Eine Kulturgeschichte der Flugzeugentführungen

  • Kai Agthe
  • Lesedauer: 3 Min.

Das erste Flugzeug wurde 1931 in Peru gekapert. Rebellen nutzten es, um damit Flugblätter abzuwerfen. Nach der Aktion gaben sie das Fluggerät an den Piloten zurück. Genau 70 Jahre später bot sich ein ganz anderes Bild: Terroristen von Al Qaida nahmen voll besetzte und voll betankte Flugzeuge als fliegende Bomben, um damit verheerende Anschläge in New York und Washington zu verüben, bei denen mehrere tausend Menschen ums Leben kamen.

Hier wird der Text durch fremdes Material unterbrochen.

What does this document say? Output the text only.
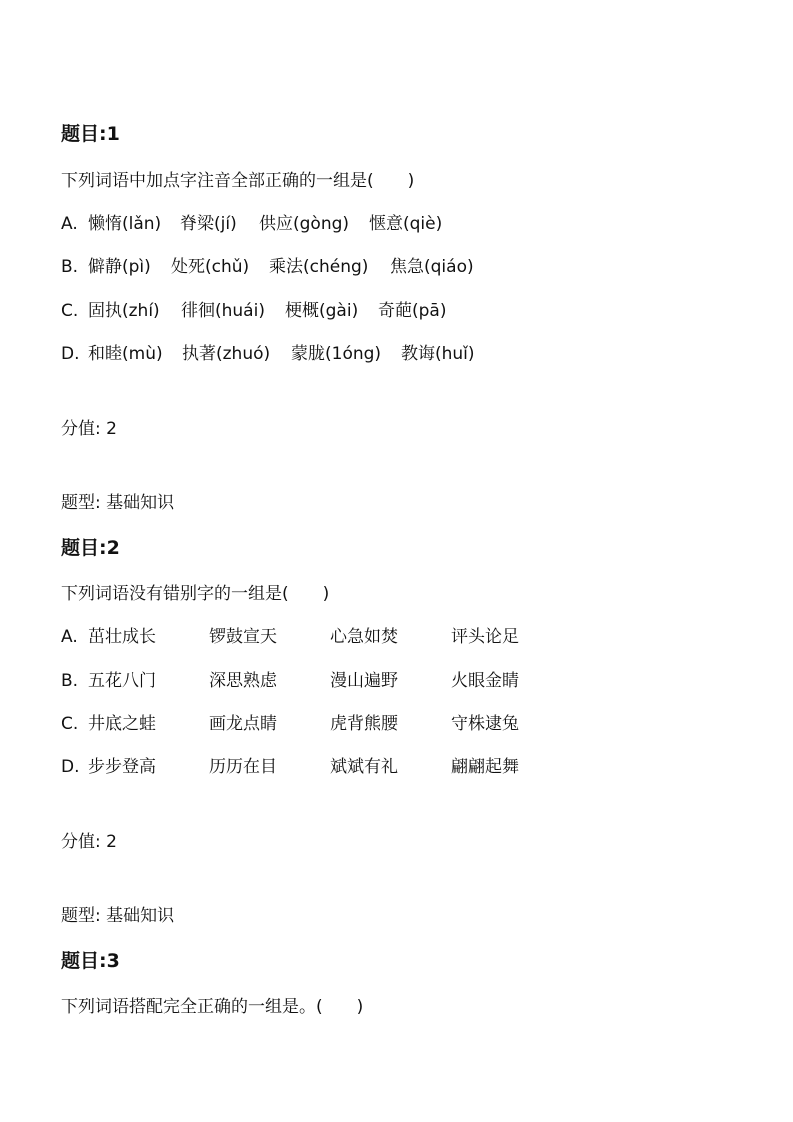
题目:1
下列词语中加点字注音全部正确的一组是(　　)
A. 懒惰(lǎn) 脊梁(jí) 供应(gòng) 惬意(qiè)
B. 僻静(pì) 处死(chǔ) 乘法(chéng) 焦急(qiáo)
C. 固执(zhí) 徘徊(huái) 梗概(gài) 奇葩(pā)
D. 和睦(mù) 执著(zhuó) 蒙胧(1óng) 教诲(huǐ)
分值: 2
题型: 基础知识
题目:2
下列词语没有错别字的一组是(　　)
A. 茁壮成长	锣鼓宣天	心急如焚	评头论足
B. 五花八门	深思熟虑	漫山遍野	火眼金睛
C. 井底之蛙	画龙点睛	虎背熊腰	守株逮兔
D. 步步登高	历历在目	斌斌有礼	翩翩起舞
分值: 2
题型: 基础知识
题目:3
下列词语搭配完全正确的一组是。(　　)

Die Flugzeugentführung ist also fast so alt wie der Linienverkehr. Die Potsdamer Historikerin Annette Vowinckel geht in ihrem spannenden wie informativen Buch diesem Phänomen nach. Zunächst wollte sie, wie sie mitteilt, eine allgemeine Geschichte der Flugzeugentführungen schreiben. Doch die wäre, da sich die Motive und Vorgehensweisen der Entführer in den meisten Fällen stark ähneln, relativ schnell erzählt gewesen. Also hat sich die Autorin entschlossen, eine Kulturgeschichte der Luftpiraterie zu verfassen. Den größten Part in dem Band bilden denn auch neben der Geschichte der Flugzeugentführung Ausführungen über die Psychologie des Fliegens sowie die Darstellung von Luftpiraterie im Medium Film.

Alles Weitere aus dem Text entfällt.